For the people of Bamako he was simply Djila - a nickname given to him by his friends in honour of that other Malian great, Djila Diarra, with whom he shares a surname as well as a playing style. The player first made a name for himself at home town side CSK Bamako, helping them back to the country's first division, before moving to OFI Crete at the tender age of 17 years and four months. After one season with the Greek club, he was on his way to Dutch outfit Vitesse Arnhem.

"The first year in Holland was very tough, and I really struggled to adapt," Diarra recalls. "I was coming from a warm country to one with freezing temperatures, in which I couldn't speak the language. On top of that, the food was completely different to what I was used to, and they had a very different mentality. To cap it all I was far away from my family.

"In my second season there Ronald Koeman was appointed coach, and that helped me a lot. He advised me on nutrition and training practices and corrected my mistakes. He took a very close interest in me and helped me grow in confidence and realise I could make an impact in the world of football. You could say Koeman is my European father. I have a lot to thank him for."

After benefiting from the tutelage of Koeman, Diarra impressed during his third season in the Dutch league, so much so that French giants Lyon came calling in 2001. "Moving to France wasn't difficult because Mali was a French colony. I spoke the language and had many compatriots there. My formative years were the ones spent in Holland. It was there I adapted and learned how things worked in Europe."

A passion for the Eagles
At 26, the player admits he still has much to learn and win in the word of football, not least with his beloved national team. "People are football-mad in Mali: it's pure passion," says Diarra, who proudly sports a Malian-coloured wristband every time he takes to the field. "Every time the national team plays, the stadium is packed to the rafters with enthusiastic fans. Unfortunately, to date we haven't been able to meet their expectations."

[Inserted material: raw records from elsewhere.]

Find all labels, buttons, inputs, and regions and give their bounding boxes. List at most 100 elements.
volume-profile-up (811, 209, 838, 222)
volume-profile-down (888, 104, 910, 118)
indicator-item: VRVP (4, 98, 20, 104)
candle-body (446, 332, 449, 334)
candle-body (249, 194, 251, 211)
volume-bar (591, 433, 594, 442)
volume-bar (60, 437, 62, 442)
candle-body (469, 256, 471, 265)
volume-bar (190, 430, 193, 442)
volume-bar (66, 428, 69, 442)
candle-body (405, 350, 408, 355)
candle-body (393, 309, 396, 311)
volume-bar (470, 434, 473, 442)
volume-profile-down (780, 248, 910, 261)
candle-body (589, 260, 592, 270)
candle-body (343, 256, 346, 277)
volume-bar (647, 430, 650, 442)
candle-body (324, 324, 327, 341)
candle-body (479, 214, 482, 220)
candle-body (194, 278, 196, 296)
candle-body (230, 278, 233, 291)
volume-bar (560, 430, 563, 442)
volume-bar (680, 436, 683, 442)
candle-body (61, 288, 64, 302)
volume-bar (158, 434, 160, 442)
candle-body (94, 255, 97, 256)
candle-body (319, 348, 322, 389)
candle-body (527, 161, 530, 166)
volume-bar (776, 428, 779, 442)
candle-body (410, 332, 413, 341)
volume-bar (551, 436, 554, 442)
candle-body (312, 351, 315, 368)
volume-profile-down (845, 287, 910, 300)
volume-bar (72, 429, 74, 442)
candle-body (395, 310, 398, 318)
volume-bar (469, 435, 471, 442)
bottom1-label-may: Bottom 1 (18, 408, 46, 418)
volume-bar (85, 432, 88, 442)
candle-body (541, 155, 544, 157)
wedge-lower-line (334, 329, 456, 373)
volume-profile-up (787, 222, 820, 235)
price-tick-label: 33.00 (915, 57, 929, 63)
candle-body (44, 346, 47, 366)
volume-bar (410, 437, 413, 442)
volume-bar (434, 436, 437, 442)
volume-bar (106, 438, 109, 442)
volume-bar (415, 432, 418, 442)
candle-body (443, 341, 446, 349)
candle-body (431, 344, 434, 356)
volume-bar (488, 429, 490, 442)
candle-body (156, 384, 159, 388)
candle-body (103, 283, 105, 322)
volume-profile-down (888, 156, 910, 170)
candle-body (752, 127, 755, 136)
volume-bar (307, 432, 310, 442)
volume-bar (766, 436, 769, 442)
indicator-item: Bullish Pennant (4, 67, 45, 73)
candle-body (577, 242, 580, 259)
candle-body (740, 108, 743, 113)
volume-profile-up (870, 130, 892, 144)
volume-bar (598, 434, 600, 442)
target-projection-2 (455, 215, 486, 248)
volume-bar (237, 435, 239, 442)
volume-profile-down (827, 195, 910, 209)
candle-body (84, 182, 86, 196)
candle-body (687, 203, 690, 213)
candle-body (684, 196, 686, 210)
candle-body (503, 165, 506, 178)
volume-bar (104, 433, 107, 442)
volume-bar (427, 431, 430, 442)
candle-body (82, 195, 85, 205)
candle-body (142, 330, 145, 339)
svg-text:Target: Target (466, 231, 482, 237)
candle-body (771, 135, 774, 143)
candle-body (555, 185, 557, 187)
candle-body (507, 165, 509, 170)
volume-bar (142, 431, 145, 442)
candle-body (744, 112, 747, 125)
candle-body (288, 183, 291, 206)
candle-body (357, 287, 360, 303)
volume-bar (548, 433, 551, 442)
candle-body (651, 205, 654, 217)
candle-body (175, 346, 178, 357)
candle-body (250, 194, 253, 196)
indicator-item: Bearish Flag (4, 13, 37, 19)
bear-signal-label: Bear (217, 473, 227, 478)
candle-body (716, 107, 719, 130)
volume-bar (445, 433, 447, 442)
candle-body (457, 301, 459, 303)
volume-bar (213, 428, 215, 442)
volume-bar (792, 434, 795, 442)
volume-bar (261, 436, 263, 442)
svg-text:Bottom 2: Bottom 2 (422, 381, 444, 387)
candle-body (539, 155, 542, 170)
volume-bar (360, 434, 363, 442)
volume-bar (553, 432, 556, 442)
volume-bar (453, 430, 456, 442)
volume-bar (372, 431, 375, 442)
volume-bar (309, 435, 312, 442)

The current national team squad is certainly not short on talent, boasting, among others, Diarra, Frederic Kanoute, Seydou Keita and Mohamed Sissoko. So what is stopping them from being more successful? "We need the same thing Real Madrid did," says Djila, "a change of mentality, and also attitude perhaps. We players must be prepared to fight and show more audacity to achieve things for our country. I think we sometimes forget how to really fly the flag - you know, how to represent our country properly."

"On paper we have as much quality as this Côte d'Ivoire side or the Nigeria team of '98. We have a lot of players in Europe, but we must learn to play as a team. We don't know each other well enough and don't have sufficient opportunities to train together. That means we lack that a bit of unity on the pitch, and that only comes with time spent playing and training together."

The team's short-term goal is qualification for the CAF Africa Cup of Nations 2008, and they currently lie second in Group 9 just a point behind leaders Togo. Further down the road, though, the thought of helping the Eagles make it to their first FIFA World Cup™ is an even greater motivation, even more so with the next edition in 2010 being held on African soil.

"It's fantastic that the World Cup is coming to Africa. Here, there is a genuine passion for a football and a devotion to the World Cup. Our hosting it will help the development of football in our continent, and I'm sure it will be a very well-organised tournament."